В воздух вдруг поднялась стая ворон. Видно, испуг одной птицы мгновенно передался всем, и, когда лодка снова начала двигаться на север, в глазах у Хонды буквально потемнело от огромного количества ворон, с шумом взлетевших из гущи листьев. Говорят, что на листьях лип, протянувших к реке сквозь щели в гатах свои ветви, в течение десяти дней траура ждут своего нового рождения души умерших.
Лодка уже миновала гат «жертвы в десять лошадей» и плыла мимо стоявших вдоль реки домов из красного песчаника, окна которых украшала бело-зеленая мозаика, а стены комнат были окрашены в зеленый цвет «вдовьих домов». Из окон струился дым благовоний, доносился звон колокольчика и голоса, поющие хором, – эхо, отражаясь от неба, возвращалось к реке. Там, истово ожидая смерти, жили вдовы, съехавшиеся со всех концов страны. Люди, измученные болезнью и почитавшие за великое счастье провести время в ожидании спасительной смерти здесь, в Бенаресе, приживались в таких «домах радостной молитвы» – Mumukshu Bhavan. Ведь здесь все было рядом. Место сожжения – тут же севернее. А прямо над ним золотая остроконечная башня непальского храма любви, где обожествлены тысячи любовных поз.
Глаза Хонды остановились на свертке из материи, который, то всплывая, то погружаясь, плыл рядом с лодкой. Он обратил внимание на то, что формой и размерами этот сверток напоминал ребенка двух или трех лет, и вдруг понял, что это действительно мертвое тельце ребенка.
Машинально он посмотрел на часы. Было без двадцати шесть. Все вокруг постепенно пропитывалось сумерками.
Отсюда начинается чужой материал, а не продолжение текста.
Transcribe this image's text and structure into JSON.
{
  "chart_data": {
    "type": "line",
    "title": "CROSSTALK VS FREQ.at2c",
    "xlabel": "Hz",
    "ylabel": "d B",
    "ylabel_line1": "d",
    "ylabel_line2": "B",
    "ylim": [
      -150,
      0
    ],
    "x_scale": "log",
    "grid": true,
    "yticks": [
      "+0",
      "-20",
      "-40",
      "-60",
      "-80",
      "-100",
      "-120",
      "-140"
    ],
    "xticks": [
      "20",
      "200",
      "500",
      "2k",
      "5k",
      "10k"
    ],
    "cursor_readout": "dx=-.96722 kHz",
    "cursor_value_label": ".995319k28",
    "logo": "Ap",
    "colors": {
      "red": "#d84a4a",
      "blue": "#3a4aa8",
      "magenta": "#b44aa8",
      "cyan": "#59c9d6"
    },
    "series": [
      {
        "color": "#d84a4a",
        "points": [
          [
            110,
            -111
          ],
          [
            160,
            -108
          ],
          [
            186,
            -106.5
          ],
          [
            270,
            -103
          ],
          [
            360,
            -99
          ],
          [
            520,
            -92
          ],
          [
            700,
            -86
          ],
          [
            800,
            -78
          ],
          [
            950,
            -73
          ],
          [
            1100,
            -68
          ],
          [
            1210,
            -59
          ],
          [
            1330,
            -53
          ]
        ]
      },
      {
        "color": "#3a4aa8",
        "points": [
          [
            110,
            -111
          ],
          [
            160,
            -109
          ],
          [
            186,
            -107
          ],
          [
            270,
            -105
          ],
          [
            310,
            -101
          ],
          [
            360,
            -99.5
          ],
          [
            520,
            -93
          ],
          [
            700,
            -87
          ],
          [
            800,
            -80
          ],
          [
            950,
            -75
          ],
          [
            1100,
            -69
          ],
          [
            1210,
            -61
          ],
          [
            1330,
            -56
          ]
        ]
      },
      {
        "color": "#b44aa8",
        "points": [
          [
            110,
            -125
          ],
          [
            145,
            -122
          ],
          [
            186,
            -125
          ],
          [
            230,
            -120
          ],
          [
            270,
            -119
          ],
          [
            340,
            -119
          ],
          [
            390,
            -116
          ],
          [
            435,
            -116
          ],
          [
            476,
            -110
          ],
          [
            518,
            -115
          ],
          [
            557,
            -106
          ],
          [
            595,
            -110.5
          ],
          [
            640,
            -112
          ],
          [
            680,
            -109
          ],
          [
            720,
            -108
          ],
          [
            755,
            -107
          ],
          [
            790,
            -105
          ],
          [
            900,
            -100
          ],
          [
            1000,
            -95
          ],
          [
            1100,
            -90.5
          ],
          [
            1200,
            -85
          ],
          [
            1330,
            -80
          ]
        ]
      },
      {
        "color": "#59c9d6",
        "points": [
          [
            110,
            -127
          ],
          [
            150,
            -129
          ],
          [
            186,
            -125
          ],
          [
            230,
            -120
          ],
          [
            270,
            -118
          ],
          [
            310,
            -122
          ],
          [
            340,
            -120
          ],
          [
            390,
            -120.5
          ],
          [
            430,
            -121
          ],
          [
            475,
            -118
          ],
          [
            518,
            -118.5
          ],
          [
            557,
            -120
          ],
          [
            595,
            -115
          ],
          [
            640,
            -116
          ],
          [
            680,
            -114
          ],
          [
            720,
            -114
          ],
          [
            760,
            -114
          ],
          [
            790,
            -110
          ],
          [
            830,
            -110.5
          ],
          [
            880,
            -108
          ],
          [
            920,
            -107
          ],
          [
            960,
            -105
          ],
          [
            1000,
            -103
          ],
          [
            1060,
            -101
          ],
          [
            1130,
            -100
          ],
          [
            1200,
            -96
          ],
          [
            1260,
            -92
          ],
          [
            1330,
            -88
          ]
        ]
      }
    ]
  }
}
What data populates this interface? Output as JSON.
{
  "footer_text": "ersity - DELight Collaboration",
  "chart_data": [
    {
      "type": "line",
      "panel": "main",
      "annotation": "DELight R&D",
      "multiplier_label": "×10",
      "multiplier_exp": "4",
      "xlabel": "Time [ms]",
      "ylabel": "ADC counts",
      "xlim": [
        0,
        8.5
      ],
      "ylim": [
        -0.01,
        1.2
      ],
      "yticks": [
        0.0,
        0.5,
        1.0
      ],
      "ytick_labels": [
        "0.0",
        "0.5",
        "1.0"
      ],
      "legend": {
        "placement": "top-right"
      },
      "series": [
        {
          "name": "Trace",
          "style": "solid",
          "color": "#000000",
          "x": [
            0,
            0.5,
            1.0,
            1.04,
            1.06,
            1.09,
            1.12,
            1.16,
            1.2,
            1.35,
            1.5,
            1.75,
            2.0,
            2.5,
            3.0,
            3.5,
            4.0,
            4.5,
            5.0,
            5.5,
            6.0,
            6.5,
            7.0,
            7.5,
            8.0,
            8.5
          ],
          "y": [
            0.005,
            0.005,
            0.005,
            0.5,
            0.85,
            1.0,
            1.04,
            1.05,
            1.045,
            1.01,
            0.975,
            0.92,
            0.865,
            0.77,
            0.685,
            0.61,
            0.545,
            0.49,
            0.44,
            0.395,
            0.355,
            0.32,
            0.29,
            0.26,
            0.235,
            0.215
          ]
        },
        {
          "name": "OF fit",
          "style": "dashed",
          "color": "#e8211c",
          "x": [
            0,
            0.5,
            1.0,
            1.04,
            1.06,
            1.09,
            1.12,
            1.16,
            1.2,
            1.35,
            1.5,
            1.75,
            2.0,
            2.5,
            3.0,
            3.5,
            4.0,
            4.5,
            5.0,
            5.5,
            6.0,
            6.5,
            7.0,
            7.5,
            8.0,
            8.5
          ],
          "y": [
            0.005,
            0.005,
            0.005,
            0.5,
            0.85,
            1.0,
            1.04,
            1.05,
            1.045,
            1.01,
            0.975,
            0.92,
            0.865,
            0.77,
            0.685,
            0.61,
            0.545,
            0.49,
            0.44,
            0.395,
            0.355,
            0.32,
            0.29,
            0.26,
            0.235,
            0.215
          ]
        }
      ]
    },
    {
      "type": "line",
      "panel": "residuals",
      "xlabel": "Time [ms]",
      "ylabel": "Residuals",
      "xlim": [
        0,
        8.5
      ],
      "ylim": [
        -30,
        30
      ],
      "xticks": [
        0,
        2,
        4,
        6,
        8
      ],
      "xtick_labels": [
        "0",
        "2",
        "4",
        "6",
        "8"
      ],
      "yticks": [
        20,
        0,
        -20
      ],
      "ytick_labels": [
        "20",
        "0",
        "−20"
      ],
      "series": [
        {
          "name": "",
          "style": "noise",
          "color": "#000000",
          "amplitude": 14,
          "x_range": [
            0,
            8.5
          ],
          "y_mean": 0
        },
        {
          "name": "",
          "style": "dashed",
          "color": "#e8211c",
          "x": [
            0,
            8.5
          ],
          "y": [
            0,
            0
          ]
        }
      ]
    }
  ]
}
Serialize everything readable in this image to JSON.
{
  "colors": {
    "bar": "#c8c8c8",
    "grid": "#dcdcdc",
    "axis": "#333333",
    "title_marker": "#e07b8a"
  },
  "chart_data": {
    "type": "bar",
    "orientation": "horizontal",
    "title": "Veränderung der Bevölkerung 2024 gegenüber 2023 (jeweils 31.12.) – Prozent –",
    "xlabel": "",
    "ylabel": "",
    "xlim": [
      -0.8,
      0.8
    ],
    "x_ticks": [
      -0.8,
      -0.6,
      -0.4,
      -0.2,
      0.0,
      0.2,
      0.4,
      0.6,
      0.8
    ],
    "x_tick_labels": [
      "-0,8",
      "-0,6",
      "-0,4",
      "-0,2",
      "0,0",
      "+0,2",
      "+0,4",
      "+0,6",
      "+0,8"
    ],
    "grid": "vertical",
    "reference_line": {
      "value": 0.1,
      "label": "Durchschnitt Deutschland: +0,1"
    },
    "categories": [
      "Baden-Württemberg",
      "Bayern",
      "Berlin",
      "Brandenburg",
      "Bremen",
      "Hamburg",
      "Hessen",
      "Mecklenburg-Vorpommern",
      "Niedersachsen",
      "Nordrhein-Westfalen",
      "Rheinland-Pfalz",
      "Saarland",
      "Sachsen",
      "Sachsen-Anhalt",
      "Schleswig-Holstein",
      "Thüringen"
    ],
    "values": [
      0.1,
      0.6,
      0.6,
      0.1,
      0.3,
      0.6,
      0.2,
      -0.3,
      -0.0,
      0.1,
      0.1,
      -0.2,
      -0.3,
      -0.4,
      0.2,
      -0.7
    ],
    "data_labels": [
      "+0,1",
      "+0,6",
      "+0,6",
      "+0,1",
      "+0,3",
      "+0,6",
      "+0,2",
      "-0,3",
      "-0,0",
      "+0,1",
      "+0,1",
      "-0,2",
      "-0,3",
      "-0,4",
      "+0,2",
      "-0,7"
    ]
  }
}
И в этот момент Хонда увидал в том месте, куда они направлялись, яркий огонь. Огонь погребального костра на гате.
Гат был обращен к Гангу: на основании, типичном для индуистского храма, возвышались пять ярусов разной ширины. Большую центральную башню храма окружали стоявшие отдельно высокие и низкие башенки, на каждой из них в мусульманском стиле был сделан балкон с арками, напоминавшими лепестки лотоса; огромное, желто-коричневого цвета храмовое здание закоптил дым, оно поднималось над высокой колоннадой, и внушительное, мрачное, необитаемого вида сооружение, окутанное дымом, казалось зловещим призраком, парящим в небе. Но между лодкой и гатом еще оставалось пространство бурой воды. По темной в сумерках поверхности плыли в огромном количестве, превращаясь в мусор, цветы, принесенные в дар богам (были здесь и алые цветы, которые Хонда видел в Калькутте), ароматические палочки, и в воде ярко горело отражение погребального костра.
Разбрасывал высоко в небо искры огонь, шумели рассевшиеся на башнях вороны. Небо было темно-синего с пепельным налетом цвета.
Близко к воде на гате стоял небольшой храм, камень его стен покрывала сажа; здесь возлагали цветы к стоящим рядом скульптурам бога Шивы и одной из его жен – Сати, той, что, не снеся оскорбления, нанесенного мужу, бросилась в костер.
Рядом с лодкой, на которой плыл Хонда, толпились, приставая к берегу, лодки и баркасы, груженные бревнами и досками для погребального костра, поэтому их лодка не стала приближаться к центру гата. Теперь там, за охваченными ярким пламенем дровами костра, проглядывал скромный огонек, горевший в глубине храмовой колоннады. То был священный вечный огонь, от которого зажигали каждый погребальный костер.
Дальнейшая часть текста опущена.